Her post, called Lonely Together, discusses a little bit of what it means to feel lonely, and how common that sensation is for many people, even when we're in a crowd (she's reacting to a piece on loneliness in Discipleship Journal).
I had a good conversation with a friend about this very thing last weekend, which prompted me to go back to journals of a couple years ago when I was feeling a particularly acute sense of loneliness. So it's fresh in my mind.
Read all the way to the end; it's the last two paragraphs that struck me ... and encouraged me.
Well, no, wait, I think I'll copy her two final paragraphs, because they're just that good:
I appreciated the candor of these pieces, even as I detected some of the underlying causes for loneliness evident in these pieces: among them, comparison, social inertia, and projecting into the future (impossible for finite creatures to do accurately, anyway). These habits never bear fruit. They just stir up sin. And sin separates. But sometimes there's an underlying assumption that God couldn't possibly have anything good or redemptive for us in these moments. What if God designed loneliness to remind us that we are not home here? What if He allows social isolation so that we turn to Him for relief? And what if He commands loneliness so that from out of it, new empathy for others overflows? Would we stop to think about other people if our social calendars were already jammed?

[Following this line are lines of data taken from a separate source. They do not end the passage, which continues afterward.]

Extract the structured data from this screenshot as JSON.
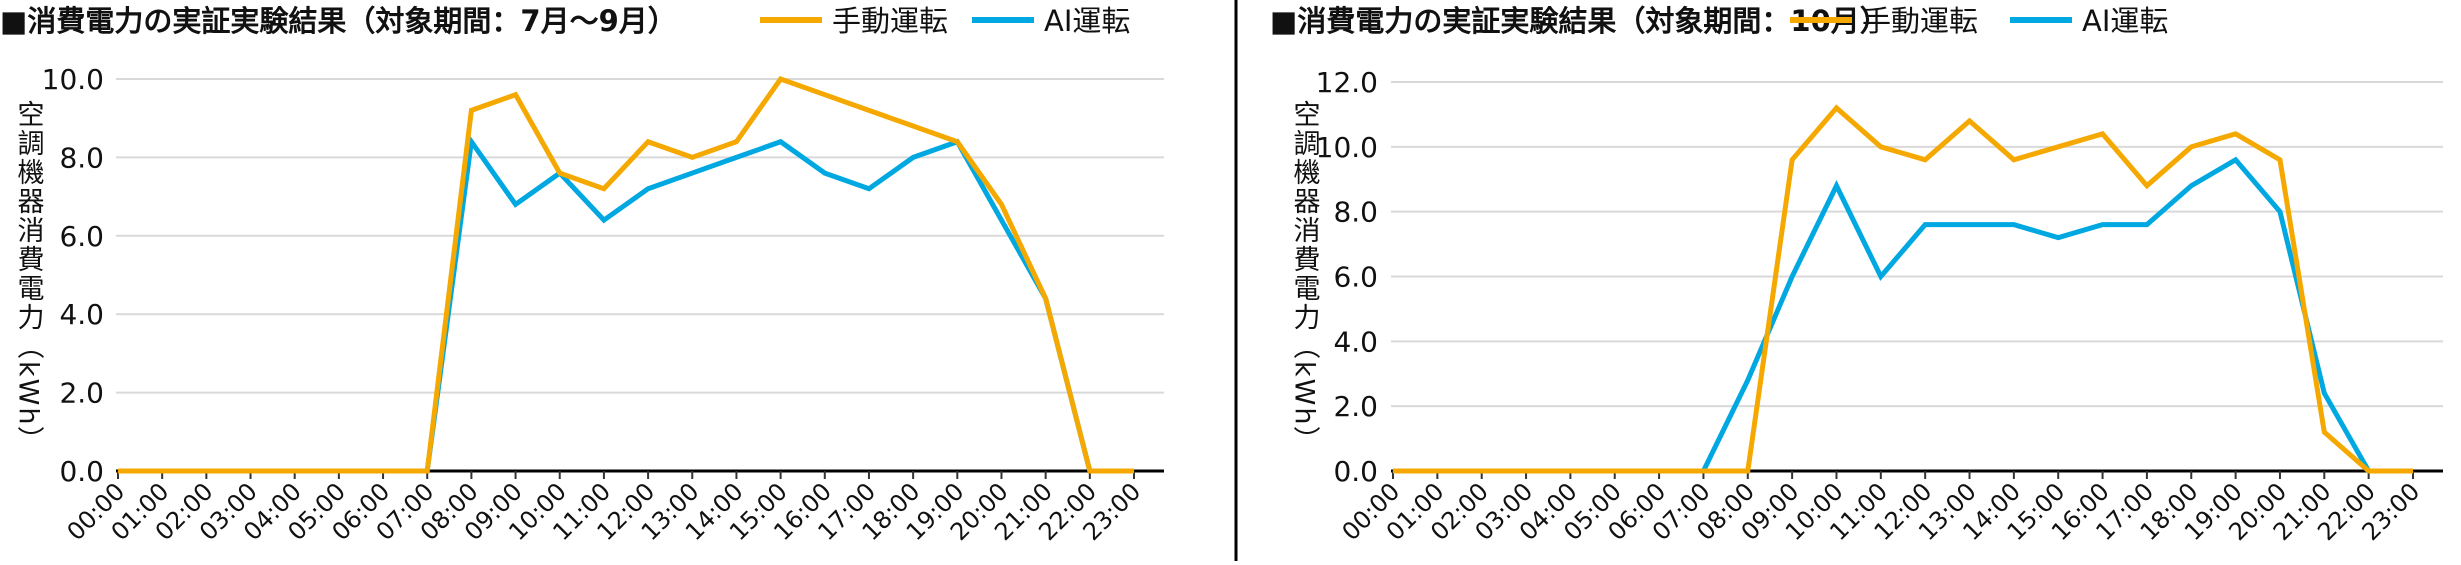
{
  "colors": {
    "manual": "#f5a800",
    "ai": "#00a8e2",
    "grid": "#d9d9d9",
    "axis": "#000000"
  },
  "chart_data": [
    {
      "type": "line",
      "title": "■消費電力の実証実験結果（対象期間：7月〜9月）",
      "ylabel": "空調機器消費電力（kWh）",
      "xlabel": "",
      "ylim": [
        0,
        10
      ],
      "yticks": [
        "0.0",
        "2.0",
        "4.0",
        "6.0",
        "8.0",
        "10.0"
      ],
      "grid": true,
      "legend_placement": "top-right",
      "categories": [
        "00:00",
        "01:00",
        "02:00",
        "03:00",
        "04:00",
        "05:00",
        "06:00",
        "07:00",
        "08:00",
        "09:00",
        "10:00",
        "11:00",
        "12:00",
        "13:00",
        "14:00",
        "15:00",
        "16:00",
        "17:00",
        "18:00",
        "19:00",
        "20:00",
        "21:00",
        "22:00",
        "23:00"
      ],
      "series": [
        {
          "name": "手動運転",
          "color": "#f5a800",
          "values": [
            0,
            0,
            0,
            0,
            0,
            0,
            0,
            0,
            9.2,
            9.6,
            7.6,
            7.2,
            8.4,
            8.0,
            8.4,
            10.0,
            9.6,
            9.2,
            8.8,
            8.4,
            6.8,
            4.4,
            0,
            0
          ]
        },
        {
          "name": "AI運転",
          "color": "#00a8e2",
          "values": [
            0,
            0,
            0,
            0,
            0,
            0,
            0,
            0,
            8.4,
            6.8,
            7.6,
            6.4,
            7.2,
            7.6,
            8.0,
            8.4,
            7.6,
            7.2,
            8.0,
            8.4,
            6.4,
            4.4,
            0,
            0
          ]
        }
      ]
    },
    {
      "type": "line",
      "title": "■消費電力の実証実験結果（対象期間：10月）",
      "ylabel": "空調機器消費電力（kWh）",
      "xlabel": "",
      "ylim": [
        0,
        12
      ],
      "yticks": [
        "0.0",
        "2.0",
        "4.0",
        "6.0",
        "8.0",
        "10.0",
        "12.0"
      ],
      "grid": true,
      "legend_placement": "top-right",
      "categories": [
        "00:00",
        "01:00",
        "02:00",
        "03:00",
        "04:00",
        "05:00",
        "06:00",
        "07:00",
        "08:00",
        "09:00",
        "10:00",
        "11:00",
        "12:00",
        "13:00",
        "14:00",
        "15:00",
        "16:00",
        "17:00",
        "18:00",
        "19:00",
        "20:00",
        "21:00",
        "22:00",
        "23:00"
      ],
      "series": [
        {
          "name": "手動運転",
          "color": "#f5a800",
          "values": [
            0,
            0,
            0,
            0,
            0,
            0,
            0,
            0,
            0,
            9.6,
            11.2,
            10.0,
            9.6,
            10.8,
            9.6,
            10.0,
            10.4,
            8.8,
            10.0,
            10.4,
            9.6,
            1.2,
            0,
            0
          ]
        },
        {
          "name": "AI運転",
          "color": "#00a8e2",
          "values": [
            0,
            0,
            0,
            0,
            0,
            0,
            0,
            0,
            2.8,
            6.0,
            8.8,
            6.0,
            7.6,
            7.6,
            7.6,
            7.2,
            7.6,
            7.6,
            8.8,
            9.6,
            8.0,
            2.4,
            0,
            0
          ]
        }
      ]
    }
  ]
}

I know someone who has endured far more loneliness than I ever will--and He did it to rescue me. Jesus was forsaken by friends and disciples alike, separated from the trinitarian community He had known since eternity past, and in physical misery and torturous pain when He cried out from the cross, "My God, my God, why have you forsaken me?" His loneliness I will never know, but His joy I do know in part now and will know even more in the new heavens and new earth. Therefore, if loneliness keeps me from seeking my full satisfacton and my treasure here, it becomes a precious burden.